Appropriately, the drama begins with the hotel's entry sequence, which features a dazzling light installation conceived by Thun in collaboration with New York-based artist and theater director Robert Wilson. The atrium is 118 ft. high and faced with panels of frosted blue glass within a grid framework. Behind the glass surface, horizontal light fields are caught in an interplay with bold diagonal LED light lines. The illuminated effects were "composed" by Wilson using a computer program that controls the activity of the various light sources. "The idea was to capture the experience of the visitor," comments Thun. "To catch the fleeting feeling of a short stay in an apparently empty space that, minute-by-minute, changes in its light dramaturgy." The exuberant use of colored lights is also employed in the hotel's elevator cabins (see page 347 for more information).

Throughout the hotel, Thun exploited contrasts between rough and smooth, natural and high-tech, matte and shiny. "We wanted to use materials that remained true to their nature," explains project leader Anette Schäfer. "Wood and stone, for example, are never polished, but left in their natural, rough state. But with 'artificial' materials—metal or glass, say—we emphasized their highly finished, shiny qualities." The SIDE Hotel's restaurant and Fusion bar are excellent examples of this design concept in action. Seating throughout is upholstered in bright red leather. For the bases and the floors, however, Thun used comparatively raw, untreated wenge and sucupira woods. Behind the bar, the wall is surfaced with polished stainless steel. A series of video monitors floats above, showing an oversized, abstracted image of an aquarium filled with fish. Similar monitors are installed throughout the hotel, in the restaurant, lobby, and conference area.

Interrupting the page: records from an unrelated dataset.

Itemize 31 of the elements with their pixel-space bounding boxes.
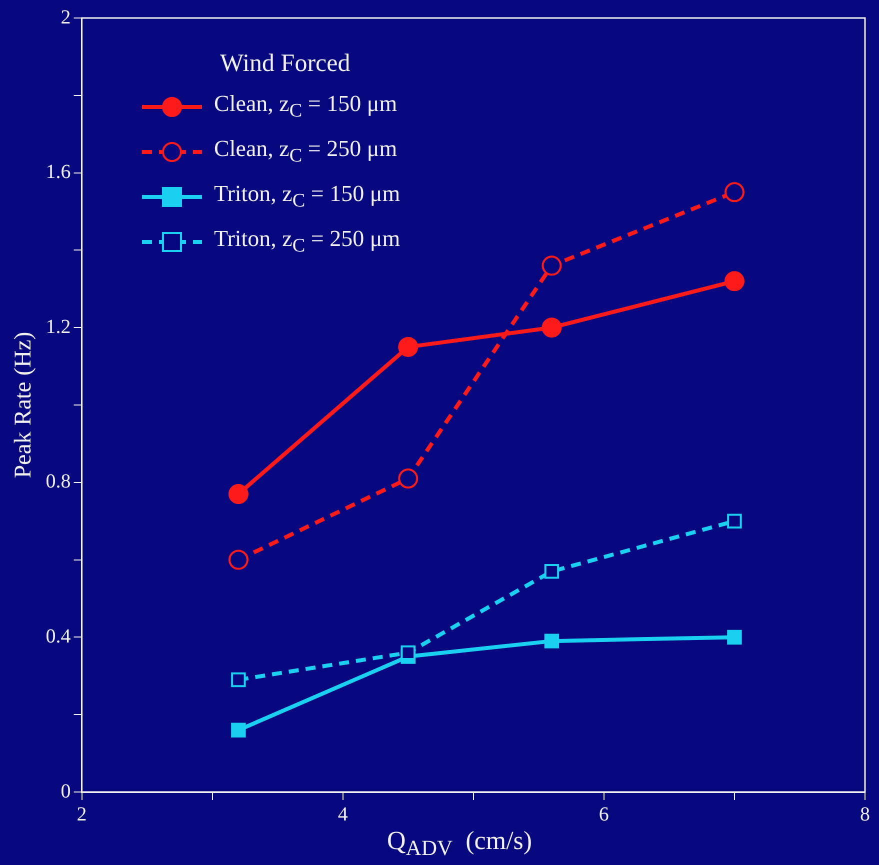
point bbox=[398, 468, 418, 489]
x-tick-label: 6 bbox=[598, 803, 609, 826]
y-tick-label: 1.6 bbox=[46, 161, 71, 184]
point bbox=[724, 271, 744, 292]
legend-label: Triton, z$_{C}$ = 150 μm bbox=[214, 180, 400, 212]
point bbox=[724, 182, 744, 202]
point bbox=[544, 564, 560, 579]
point bbox=[231, 672, 246, 688]
legend-label: Clean, z$_{C}$ = 250 μm bbox=[214, 136, 398, 168]
legend-title: Wind Forced bbox=[220, 50, 352, 78]
y-tick-label: 0 bbox=[60, 780, 71, 802]
point bbox=[542, 318, 562, 338]
y-axis-title: Peak Rate (Hz) bbox=[10, 332, 37, 478]
point bbox=[727, 630, 742, 645]
point bbox=[228, 484, 248, 504]
point bbox=[727, 514, 742, 528]
point bbox=[228, 550, 248, 570]
legend-label: Clean, z$_{C}$ = 150 μm bbox=[214, 90, 398, 122]
x-tick-label: 8 bbox=[860, 803, 870, 826]
point bbox=[544, 634, 560, 648]
legend-label: Triton, z$_{C}$ = 250 μm bbox=[214, 226, 400, 258]
y-tick-label: 2 bbox=[60, 6, 71, 28]
x-tick-label: 2 bbox=[76, 803, 87, 826]
x-axis-title: Q$_{ADV}$ (cm/s) bbox=[386, 826, 534, 862]
point bbox=[542, 256, 562, 276]
point bbox=[231, 722, 246, 738]
x-tick-label: 4 bbox=[338, 803, 348, 826]
y-tick-label: 0.8 bbox=[46, 470, 71, 493]
y-tick-label: 1.2 bbox=[46, 316, 71, 338]
y-tick-label: 0.4 bbox=[46, 625, 71, 648]
point bbox=[398, 336, 418, 357]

The SIDE Hotel's gym is anything but spartan; indeed, it is an especially color-saturated environment. It features a wall of light boxes displaying a blown-up grid of video pixelation; within a single square of each panel one sees the actual image from which the blow-up was derived. "The concept," Schäfer says, "was simply to make the picture bigger, to the extent that it became an abstraction of pixels." Only a stone's throw from the swimming pool is yet another lounge area (the SIDE Hotel is very rich in them). Recessed booths contain banquettes upholstered in a silver synthetic material. These walls alternate between brilliantly colored, highly polished lacquer finishes and unpolished walnut surfaces, carrying forth the basic design concept of juxtaposition between natural and man-made materials.

Inevitably, questions arise concerning the relationship between Thun's current architectural and design practice and his past affiliation as one of the key figures in Sottsass' Memphis, a group dedicated to "anti-design." "Matteo's style has evolved a great deal since the Memphis days," Schäfer continues. "Now, it's more about the reduction to a simple, basic language of style, even minimal." Nevertheless, the SIDE Hotel, for all its streamlined panache, is still filled with "memories of the Memphis style," she adds. "The Supersassi seating used in the eighth-floor Color Lounge and also in the hotel corridors is definitely a Memphis echo." So too is the color scheme in the gym—the clash of colors is "typical Memphis." As such, the SIDE Hotel represents a further step in the evolution of Thun's questing design spirit, even as it contains mementos of his wild-and-crazy past.